Abolire la legge Fornero doveva essere uno dei primi obiettivi del governo guidato da Giorgia Meloni. E soprattutto della Lega di Matteo Salvini, oggi vicepresidente del Consiglio. Eppure, ormai lo sappiamo bene, in tema di pensioni quello dell’esecutivo è stato un fiasco immediato, con la stretta impressa ai requisiti di uscita già con la prima legge di Bilancio, quella varata a fine 2022 e che ha previsto criteri più stringenti per l’uscita anticipata dal lavoro.
Il numero di nuove pensioni è sceso nel 2023. Un dato che, al di là di un lieve calo delle regolari uscite dal lavoro per il raggiungimento dei criteri di vecchiaia, riflette soprattutto la scelta del governo di irrigidire le regole per i pensionamenti anticipati. Insomma, il governo Meloni che prometteva – soprattutto con il leader leghista – di abolire la legge Fornero, nei fatti ha ottenuto un risultato opposto.
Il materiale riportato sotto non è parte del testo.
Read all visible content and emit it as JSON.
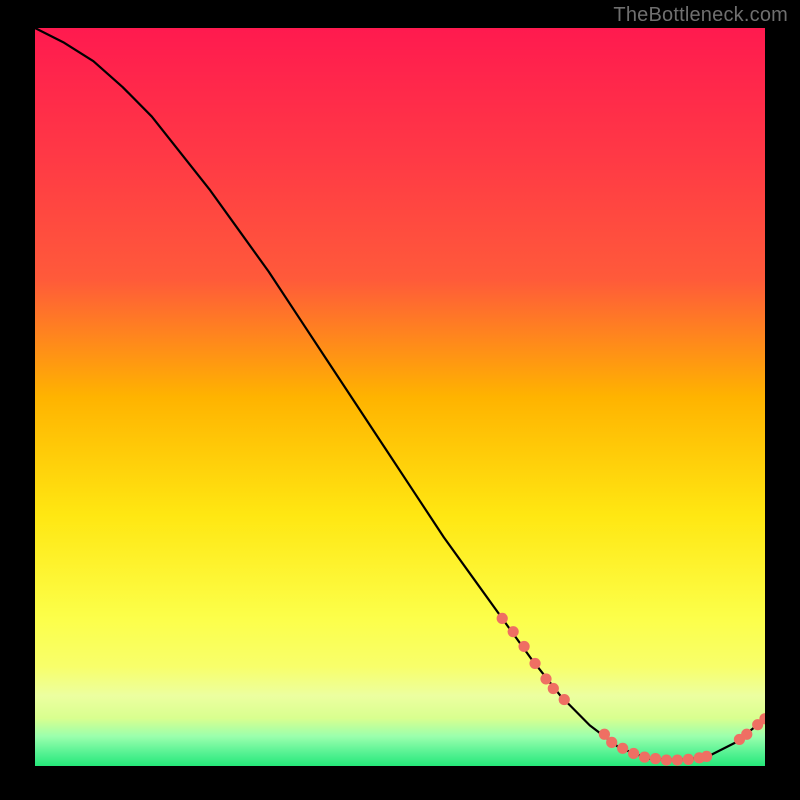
{
  "watermark": "TheBottleneck.com",
  "colors": {
    "bg_black": "#000000",
    "grad_top": "#ff1a4f",
    "grad_mid1": "#ff5a3a",
    "grad_mid2": "#ffb300",
    "grad_mid3": "#ffe712",
    "grad_low1": "#f8ff6a",
    "grad_low2": "#d9ff8f",
    "grad_low3": "#9affad",
    "grad_bottom": "#25e879",
    "line": "#000000",
    "dot": "#ef6f63"
  },
  "chart_data": {
    "type": "line",
    "title": "",
    "xlabel": "",
    "ylabel": "",
    "xlim": [
      0,
      100
    ],
    "ylim": [
      0,
      100
    ],
    "series": [
      {
        "name": "curve",
        "x": [
          0,
          4,
          8,
          12,
          16,
          20,
          24,
          28,
          32,
          36,
          40,
          44,
          48,
          52,
          56,
          60,
          64,
          68,
          72,
          76,
          80,
          84,
          88,
          92,
          96,
          100
        ],
        "y": [
          100,
          98,
          95.5,
          92,
          88,
          83,
          78,
          72.5,
          67,
          61,
          55,
          49,
          43,
          37,
          31,
          25.5,
          20,
          14.5,
          9.5,
          5.5,
          2.5,
          1,
          0.8,
          1.2,
          3.2,
          6.4
        ]
      }
    ],
    "dots": {
      "name": "markers",
      "points": [
        {
          "x": 64.0,
          "y": 20.0
        },
        {
          "x": 65.5,
          "y": 18.2
        },
        {
          "x": 67.0,
          "y": 16.2
        },
        {
          "x": 68.5,
          "y": 13.9
        },
        {
          "x": 70.0,
          "y": 11.8
        },
        {
          "x": 71.0,
          "y": 10.5
        },
        {
          "x": 72.5,
          "y": 9.0
        },
        {
          "x": 78.0,
          "y": 4.3
        },
        {
          "x": 79.0,
          "y": 3.2
        },
        {
          "x": 80.5,
          "y": 2.4
        },
        {
          "x": 82.0,
          "y": 1.7
        },
        {
          "x": 83.5,
          "y": 1.2
        },
        {
          "x": 85.0,
          "y": 1.0
        },
        {
          "x": 86.5,
          "y": 0.8
        },
        {
          "x": 88.0,
          "y": 0.8
        },
        {
          "x": 89.5,
          "y": 0.9
        },
        {
          "x": 91.0,
          "y": 1.1
        },
        {
          "x": 92.0,
          "y": 1.3
        },
        {
          "x": 96.5,
          "y": 3.6
        },
        {
          "x": 97.5,
          "y": 4.3
        },
        {
          "x": 99.0,
          "y": 5.6
        },
        {
          "x": 100.0,
          "y": 6.4
        }
      ]
    }
  }
}
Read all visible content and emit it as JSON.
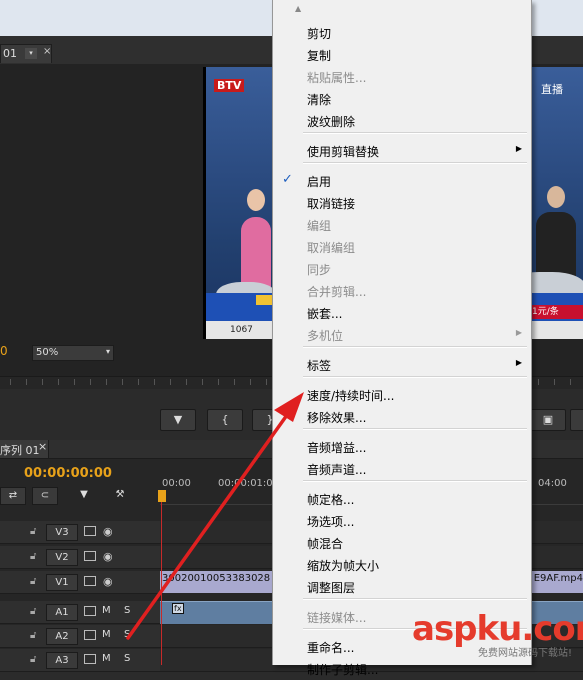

A certificare quanto ormai era già noto ci pensa il Monitoraggio Inps sui flussi di pensionamento dello scorso anno. In totale le pensione decorrenti nel 2023 sono tate 764.907, in calo dell’11,07% rispetto alle oltre 865mila del 2022.
Altro che abolizione della Fornero, meno pensioni nel 2023 con il governo Meloni
Le pensioni di vecchiaia, viene sottolineato dall’istituto di previdenza, sono state 296.153, in diminuzione del 2,38% rispetto all’anno precedente. Un calo ben maggiore, invece, si registra per il capitolo delle pensioni anticipate.
Il passaggio da Quota 102 a Quota 103 ha determinato l’uscita anticipata per 218.584 lavoratori, ovvero un dato inferiore del 16,09% rispetto a quello del 2022. Inoltre va registrata una netta discesa anche per le pensioni ai superstiti: 203.708, ovvero quasi il 18% in meno) e per le invalidità (a 46.462 unità, ovvero il 13,55% in meno). In leggerissimo rialzo, invece, l’importo medio mensile che è passato da 1.135 a 1.140 euro nel 2023. Inoltre “le pensioni anticipate rispetto a quelle di vecchiaia per il totale delle gestioni risultano più basse nell’anno 2023 rispetto all’anno 2022, scendendo al 5% in più rispetto a quelle di vecchiaia”.
La stretta sull’Opzione donna
Lo stesso Inps sottolinea che nel 2023 l’Opzione donna (l’uscita anticipata per le lavoratrici) è stata prorogata “con requisiti molto più stringenti”. E questa scelta politica sembra riflettersi sul fatto che la percentuale delle pensioni “femminili su quelle maschili presenta nell’anno 2023 un valore inferiore a quello del 2022”, attestandosi al 119% contro il 127% del 2022.
La stretta sui requisiti per l’accesso all’Opzione donna ha fatto crollare il ricorso a questo strumento: nel 2023 le pensioni liquidate con questa misura sono state solamente 11.255, contro le oltre 26mila del 2022. Inoltre, per quanto riguarda gli importi delle pensioni delle donne, quello medio è di 950 euro, in calo rispetto ai 963 del 2022. E corrisponde al 30,45% in meno rispetto ai nuovi assegni liquidati agli uomini (a quota 1.366 euro). Per quanto riguarda le pensioni anticipate, per le donne l’importo medio è di 1.758 euro al mese e per gli uomini di 2.111 euro.